The trade of James Harden opened up a vacuum at guard for Philadelphia, and Maxey stepped in with aplomb. For the season, he’s averaged 25.8 points (up from 20.3 last season), 6.3 assists (up from 3.5), and 3.7 rebounds (up from 2.9) while ramping up his (still quite poor) defense.
While his remarkable efficiency last season has declined overall, that’s only because of Embiid’s absence. In the roughly half the season that Maxey has shared the court with the big man, he’s actually put up better counting stats while remaining far more efficient than the average bear:
(True shooting takes into account the value of free throws and three-pointers. The average point guard’s TS% this season is 56.6%; Maxey’s at 57.2% overall, about the same as White on higher volume.)
The better a player is, the harder it is to improve. Maxey’s ability to scale up this season compared to last year’s 20-point campaign has been impressive, even with a dip in shooting percentages while Embiid’s been hurt. The playmaking is what stands out the most. He’s learned how to leverage his quickness to create defensive panic. Once a defender leans the wrong way, he pries open the cracks for pretty passes:
Even with increased defensive attention, Maxey has improved his scoring at the rim. Maxey doesn’t rely upon an outrageous bag of English-laden trick shots, like Kyrie Irving or other below-the-rim finishers. He’s simply super-duper fast and can finish at top speed, something few in the league can do. His handle is significantly improved, and he knows when to turn that speed off and on. Nobody can stay in front of him. Even building a wall isn’t enough if he gets there faster than the bricklayers:
Most players would respond to an uptick in role with an uptick in turnovers, too. Not Maxey. His 6.8% turnover rate is the lowest of any point guard in the league, and his stinginess with the ball is an underrated point in his favor. Not too shabby for his first time playing the position full-time!
Rookie of the Year
1. Victor Wembanyama, San Antonio Spurs
2. Chet Holmgren, Oklahoma City Thunder
3. Brandon Miller, Charlotte Hornets
I just did my All-Rookie teams, so we’ll save some word count here. There are very clear-cut gold, silver, and bronze medalists. Wemby is among the greatest rookies we’ve seen in the modern era. Holmgren slots in as the second-most-important player on a championship contender — we haven’t seen rookies perform this well on this level of team since Ben Simmons in 2017-18 and Tim Duncan in 1997-98.

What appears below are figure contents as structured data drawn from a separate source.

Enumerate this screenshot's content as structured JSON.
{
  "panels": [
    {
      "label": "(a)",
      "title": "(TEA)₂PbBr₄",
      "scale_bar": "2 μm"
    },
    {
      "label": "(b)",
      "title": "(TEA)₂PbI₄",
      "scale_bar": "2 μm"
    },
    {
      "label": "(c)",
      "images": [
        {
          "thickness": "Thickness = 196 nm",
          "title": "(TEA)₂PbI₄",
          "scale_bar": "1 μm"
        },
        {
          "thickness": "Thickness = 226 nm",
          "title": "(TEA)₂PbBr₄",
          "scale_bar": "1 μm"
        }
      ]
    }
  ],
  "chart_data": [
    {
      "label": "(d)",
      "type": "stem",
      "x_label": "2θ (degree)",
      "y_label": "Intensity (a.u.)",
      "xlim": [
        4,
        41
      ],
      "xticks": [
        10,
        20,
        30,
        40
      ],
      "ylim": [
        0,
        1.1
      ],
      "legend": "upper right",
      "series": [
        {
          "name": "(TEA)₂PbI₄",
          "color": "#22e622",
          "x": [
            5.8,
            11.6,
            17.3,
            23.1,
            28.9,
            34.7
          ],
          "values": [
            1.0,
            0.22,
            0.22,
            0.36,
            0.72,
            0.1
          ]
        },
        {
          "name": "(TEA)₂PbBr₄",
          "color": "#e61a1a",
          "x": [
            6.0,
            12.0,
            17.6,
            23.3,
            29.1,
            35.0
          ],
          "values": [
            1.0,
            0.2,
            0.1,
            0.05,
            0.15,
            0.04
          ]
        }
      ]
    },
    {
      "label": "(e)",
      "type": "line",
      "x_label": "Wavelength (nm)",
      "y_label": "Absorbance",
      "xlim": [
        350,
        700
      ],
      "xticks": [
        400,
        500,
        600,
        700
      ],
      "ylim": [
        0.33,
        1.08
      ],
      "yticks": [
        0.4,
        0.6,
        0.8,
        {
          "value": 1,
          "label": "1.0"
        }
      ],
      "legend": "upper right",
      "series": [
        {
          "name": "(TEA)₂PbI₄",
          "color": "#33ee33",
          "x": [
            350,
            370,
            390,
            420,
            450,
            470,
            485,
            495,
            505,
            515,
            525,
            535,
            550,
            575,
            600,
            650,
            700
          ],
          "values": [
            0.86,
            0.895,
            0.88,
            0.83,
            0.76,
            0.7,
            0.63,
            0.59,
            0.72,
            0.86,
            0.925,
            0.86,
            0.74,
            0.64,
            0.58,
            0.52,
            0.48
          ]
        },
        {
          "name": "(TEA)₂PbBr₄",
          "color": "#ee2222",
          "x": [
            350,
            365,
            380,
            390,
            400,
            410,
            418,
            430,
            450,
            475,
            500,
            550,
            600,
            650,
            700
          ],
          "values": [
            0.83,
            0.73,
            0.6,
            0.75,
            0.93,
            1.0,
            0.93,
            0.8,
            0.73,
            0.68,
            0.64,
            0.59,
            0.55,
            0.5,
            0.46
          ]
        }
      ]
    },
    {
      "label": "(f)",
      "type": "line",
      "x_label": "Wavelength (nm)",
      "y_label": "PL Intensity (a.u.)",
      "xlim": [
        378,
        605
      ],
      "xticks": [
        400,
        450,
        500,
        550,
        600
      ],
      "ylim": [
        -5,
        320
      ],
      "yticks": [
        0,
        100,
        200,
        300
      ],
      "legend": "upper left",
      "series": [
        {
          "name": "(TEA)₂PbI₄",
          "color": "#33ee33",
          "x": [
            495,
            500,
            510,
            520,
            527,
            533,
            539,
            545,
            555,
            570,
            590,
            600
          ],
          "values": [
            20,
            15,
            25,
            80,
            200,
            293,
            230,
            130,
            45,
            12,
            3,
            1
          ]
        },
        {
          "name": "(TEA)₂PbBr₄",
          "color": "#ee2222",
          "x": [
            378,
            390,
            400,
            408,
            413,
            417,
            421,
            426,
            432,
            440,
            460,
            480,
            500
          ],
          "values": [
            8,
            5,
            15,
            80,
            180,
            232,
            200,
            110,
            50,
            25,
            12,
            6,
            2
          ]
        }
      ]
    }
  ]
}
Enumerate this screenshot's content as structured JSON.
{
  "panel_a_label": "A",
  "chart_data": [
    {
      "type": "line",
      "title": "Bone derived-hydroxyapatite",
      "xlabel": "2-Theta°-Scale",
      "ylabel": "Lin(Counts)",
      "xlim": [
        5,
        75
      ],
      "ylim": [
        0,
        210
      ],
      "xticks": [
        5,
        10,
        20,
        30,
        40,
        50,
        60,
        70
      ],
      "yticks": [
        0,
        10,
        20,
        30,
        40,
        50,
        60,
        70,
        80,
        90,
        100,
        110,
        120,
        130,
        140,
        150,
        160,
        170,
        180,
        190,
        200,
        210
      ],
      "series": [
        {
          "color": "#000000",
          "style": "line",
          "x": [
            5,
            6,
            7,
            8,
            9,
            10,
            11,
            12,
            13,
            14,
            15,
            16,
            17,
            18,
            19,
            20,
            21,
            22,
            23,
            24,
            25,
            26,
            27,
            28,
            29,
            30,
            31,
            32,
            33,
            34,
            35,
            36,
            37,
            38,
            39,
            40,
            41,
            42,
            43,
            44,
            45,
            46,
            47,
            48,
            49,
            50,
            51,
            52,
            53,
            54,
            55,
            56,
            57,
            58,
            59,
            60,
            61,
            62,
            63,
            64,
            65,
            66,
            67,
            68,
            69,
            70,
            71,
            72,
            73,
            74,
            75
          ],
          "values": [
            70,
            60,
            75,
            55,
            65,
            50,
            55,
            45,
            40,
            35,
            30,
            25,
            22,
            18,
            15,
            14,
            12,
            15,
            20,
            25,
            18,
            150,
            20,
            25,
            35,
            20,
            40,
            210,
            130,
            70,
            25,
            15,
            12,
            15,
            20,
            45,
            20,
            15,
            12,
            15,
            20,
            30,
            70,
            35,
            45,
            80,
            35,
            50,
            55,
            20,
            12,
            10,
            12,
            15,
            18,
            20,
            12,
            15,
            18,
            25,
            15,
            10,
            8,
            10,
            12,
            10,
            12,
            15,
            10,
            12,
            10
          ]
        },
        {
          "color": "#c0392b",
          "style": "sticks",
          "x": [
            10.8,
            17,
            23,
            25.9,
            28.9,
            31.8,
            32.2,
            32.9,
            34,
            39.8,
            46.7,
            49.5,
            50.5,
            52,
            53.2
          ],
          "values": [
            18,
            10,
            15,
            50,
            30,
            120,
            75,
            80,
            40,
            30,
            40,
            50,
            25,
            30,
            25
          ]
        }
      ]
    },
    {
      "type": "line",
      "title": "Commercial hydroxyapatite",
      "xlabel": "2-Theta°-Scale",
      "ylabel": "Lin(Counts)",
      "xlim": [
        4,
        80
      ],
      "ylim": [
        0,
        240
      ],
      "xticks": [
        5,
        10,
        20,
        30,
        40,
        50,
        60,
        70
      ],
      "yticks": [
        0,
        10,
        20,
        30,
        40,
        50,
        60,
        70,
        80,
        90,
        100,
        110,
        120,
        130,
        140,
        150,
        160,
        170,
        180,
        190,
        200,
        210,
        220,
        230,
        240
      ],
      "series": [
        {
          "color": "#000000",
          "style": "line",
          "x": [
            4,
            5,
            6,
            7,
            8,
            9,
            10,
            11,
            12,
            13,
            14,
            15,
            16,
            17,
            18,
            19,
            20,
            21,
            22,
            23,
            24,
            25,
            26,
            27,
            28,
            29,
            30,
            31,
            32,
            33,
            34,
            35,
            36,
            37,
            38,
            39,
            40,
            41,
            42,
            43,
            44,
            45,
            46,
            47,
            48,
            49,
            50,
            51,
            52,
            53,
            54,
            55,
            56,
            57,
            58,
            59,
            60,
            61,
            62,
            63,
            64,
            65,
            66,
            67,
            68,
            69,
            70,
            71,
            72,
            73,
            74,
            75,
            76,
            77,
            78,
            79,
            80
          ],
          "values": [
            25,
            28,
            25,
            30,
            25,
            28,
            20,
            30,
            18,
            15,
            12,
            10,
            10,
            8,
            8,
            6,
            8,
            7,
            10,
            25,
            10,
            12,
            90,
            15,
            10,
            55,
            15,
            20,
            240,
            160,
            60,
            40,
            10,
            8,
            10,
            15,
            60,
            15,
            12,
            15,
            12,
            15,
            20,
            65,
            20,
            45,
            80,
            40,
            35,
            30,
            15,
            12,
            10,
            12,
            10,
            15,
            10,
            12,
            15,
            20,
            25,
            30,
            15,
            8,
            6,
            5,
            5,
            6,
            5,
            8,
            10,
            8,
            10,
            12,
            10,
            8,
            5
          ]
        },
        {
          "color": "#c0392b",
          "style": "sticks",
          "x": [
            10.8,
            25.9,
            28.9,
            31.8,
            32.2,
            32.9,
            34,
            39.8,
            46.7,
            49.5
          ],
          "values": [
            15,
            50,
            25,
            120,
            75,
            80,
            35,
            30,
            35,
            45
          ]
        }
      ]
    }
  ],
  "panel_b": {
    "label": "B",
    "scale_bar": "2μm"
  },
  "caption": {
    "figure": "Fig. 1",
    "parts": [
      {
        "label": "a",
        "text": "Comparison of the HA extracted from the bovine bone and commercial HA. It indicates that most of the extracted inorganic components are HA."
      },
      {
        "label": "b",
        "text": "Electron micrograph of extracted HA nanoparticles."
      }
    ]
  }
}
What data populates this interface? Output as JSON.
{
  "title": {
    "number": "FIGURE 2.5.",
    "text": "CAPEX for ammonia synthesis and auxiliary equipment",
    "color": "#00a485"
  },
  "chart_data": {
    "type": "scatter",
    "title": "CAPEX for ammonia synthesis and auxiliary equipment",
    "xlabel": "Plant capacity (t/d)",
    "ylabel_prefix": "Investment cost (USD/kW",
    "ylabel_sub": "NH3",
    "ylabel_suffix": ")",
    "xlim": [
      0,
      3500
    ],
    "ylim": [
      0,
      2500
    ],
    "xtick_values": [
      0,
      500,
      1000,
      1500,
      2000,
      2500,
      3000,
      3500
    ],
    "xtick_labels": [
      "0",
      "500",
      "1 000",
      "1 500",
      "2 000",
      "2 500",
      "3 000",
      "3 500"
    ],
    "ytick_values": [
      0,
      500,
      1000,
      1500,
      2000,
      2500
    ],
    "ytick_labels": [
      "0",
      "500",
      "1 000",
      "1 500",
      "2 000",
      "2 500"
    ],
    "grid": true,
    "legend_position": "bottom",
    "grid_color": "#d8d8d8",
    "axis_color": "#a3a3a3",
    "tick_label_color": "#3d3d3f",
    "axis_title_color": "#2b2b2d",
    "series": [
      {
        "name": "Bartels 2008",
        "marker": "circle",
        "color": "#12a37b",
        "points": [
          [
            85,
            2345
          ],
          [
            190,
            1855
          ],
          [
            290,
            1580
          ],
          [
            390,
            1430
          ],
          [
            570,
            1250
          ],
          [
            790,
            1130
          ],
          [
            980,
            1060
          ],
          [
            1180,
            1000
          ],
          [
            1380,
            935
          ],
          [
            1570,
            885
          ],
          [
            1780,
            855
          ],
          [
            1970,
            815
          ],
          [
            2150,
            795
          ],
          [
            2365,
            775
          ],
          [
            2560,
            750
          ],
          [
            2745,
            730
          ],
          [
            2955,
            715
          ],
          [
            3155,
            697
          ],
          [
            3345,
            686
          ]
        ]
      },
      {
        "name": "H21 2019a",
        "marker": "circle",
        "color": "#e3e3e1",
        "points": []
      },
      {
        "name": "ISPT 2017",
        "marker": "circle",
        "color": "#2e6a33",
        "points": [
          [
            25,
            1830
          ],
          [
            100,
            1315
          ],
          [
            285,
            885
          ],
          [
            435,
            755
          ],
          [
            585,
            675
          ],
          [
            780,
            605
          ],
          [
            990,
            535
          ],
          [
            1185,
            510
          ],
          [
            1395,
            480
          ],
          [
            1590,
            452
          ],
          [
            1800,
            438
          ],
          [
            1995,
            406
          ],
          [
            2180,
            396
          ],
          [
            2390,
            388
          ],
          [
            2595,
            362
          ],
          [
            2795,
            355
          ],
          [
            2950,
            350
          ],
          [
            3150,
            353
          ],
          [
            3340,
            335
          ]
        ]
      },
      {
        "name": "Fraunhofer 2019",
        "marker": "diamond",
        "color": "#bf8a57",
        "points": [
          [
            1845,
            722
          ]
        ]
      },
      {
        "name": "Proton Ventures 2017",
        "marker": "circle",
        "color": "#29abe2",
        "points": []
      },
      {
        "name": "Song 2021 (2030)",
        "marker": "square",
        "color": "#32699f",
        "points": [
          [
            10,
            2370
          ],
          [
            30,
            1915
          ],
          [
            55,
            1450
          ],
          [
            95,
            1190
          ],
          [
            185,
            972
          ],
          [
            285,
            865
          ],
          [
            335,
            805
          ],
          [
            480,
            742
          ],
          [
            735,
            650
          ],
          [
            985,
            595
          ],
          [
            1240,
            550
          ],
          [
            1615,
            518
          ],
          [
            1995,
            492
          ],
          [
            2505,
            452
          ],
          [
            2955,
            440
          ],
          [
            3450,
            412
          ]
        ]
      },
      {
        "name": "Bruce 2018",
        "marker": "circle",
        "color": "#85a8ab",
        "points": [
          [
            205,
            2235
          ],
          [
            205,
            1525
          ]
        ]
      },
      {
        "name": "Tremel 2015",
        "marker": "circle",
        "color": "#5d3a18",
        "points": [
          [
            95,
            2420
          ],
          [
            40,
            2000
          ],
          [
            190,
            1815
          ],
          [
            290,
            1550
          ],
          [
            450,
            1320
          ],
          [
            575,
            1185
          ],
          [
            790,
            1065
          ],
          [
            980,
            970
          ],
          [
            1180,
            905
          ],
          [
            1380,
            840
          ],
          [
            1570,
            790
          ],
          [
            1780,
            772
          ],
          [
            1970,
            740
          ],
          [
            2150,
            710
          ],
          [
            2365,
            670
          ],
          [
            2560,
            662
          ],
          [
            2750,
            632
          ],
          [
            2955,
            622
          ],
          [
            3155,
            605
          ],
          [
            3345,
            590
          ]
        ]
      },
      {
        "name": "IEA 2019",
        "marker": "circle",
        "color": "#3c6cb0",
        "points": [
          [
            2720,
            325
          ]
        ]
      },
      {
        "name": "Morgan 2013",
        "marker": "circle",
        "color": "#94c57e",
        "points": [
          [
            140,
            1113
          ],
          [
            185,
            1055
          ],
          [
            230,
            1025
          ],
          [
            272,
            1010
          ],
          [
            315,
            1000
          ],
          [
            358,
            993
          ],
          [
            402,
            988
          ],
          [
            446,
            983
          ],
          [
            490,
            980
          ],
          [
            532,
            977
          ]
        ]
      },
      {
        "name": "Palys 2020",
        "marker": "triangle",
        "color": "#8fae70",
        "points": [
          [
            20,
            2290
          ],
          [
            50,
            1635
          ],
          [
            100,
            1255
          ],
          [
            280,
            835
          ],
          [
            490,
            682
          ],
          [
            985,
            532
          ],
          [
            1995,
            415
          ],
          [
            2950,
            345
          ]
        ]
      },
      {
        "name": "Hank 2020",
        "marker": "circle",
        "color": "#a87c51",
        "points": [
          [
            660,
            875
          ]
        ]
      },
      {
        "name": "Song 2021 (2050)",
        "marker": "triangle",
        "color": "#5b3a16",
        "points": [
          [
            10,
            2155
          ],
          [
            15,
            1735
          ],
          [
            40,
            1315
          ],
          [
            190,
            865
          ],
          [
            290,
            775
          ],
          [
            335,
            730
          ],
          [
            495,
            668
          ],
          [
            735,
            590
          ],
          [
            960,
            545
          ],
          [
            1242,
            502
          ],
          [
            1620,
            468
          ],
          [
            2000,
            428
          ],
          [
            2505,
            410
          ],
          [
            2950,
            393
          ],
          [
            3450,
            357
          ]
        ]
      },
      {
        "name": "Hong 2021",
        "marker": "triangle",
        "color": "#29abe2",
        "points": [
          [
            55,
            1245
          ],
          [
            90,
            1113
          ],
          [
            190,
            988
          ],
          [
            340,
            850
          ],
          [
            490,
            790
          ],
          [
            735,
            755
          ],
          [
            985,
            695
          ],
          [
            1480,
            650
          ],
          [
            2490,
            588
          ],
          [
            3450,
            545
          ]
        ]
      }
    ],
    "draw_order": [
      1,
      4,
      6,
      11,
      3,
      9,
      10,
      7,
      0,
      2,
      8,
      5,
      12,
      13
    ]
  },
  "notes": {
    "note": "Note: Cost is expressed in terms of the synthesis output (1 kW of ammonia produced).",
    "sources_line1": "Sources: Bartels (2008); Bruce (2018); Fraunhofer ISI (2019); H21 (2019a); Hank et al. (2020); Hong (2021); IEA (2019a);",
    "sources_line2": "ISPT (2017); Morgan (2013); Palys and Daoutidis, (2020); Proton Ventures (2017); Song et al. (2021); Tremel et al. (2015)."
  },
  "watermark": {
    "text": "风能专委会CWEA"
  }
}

Brandon Miller is the clear-cut third choice. He’s drilling shots, playing defense, screaming at lazy teammates, and generally looking like a winner despite being on one of the league’s losingest teams.
There’s a big drop-off after those three, although Dereck Lively (who will earn a smattering of third-place votes) and Jaime Jaquez deserve a shoutout for playing big roles on playoff teams.
Great stuff Mike!
I can't stop watching that Spurs/Nuggets clip - Denver in transition is tough for even good defensive teams, but there's literally a zero percent chance of Mamukashvili and Branham ever getting the collapse onto Gordon and rotation to Porter correct. If they put real NBA players next to him within the next few years, San Antonio might break an 80 DRTG with Vic on the floor.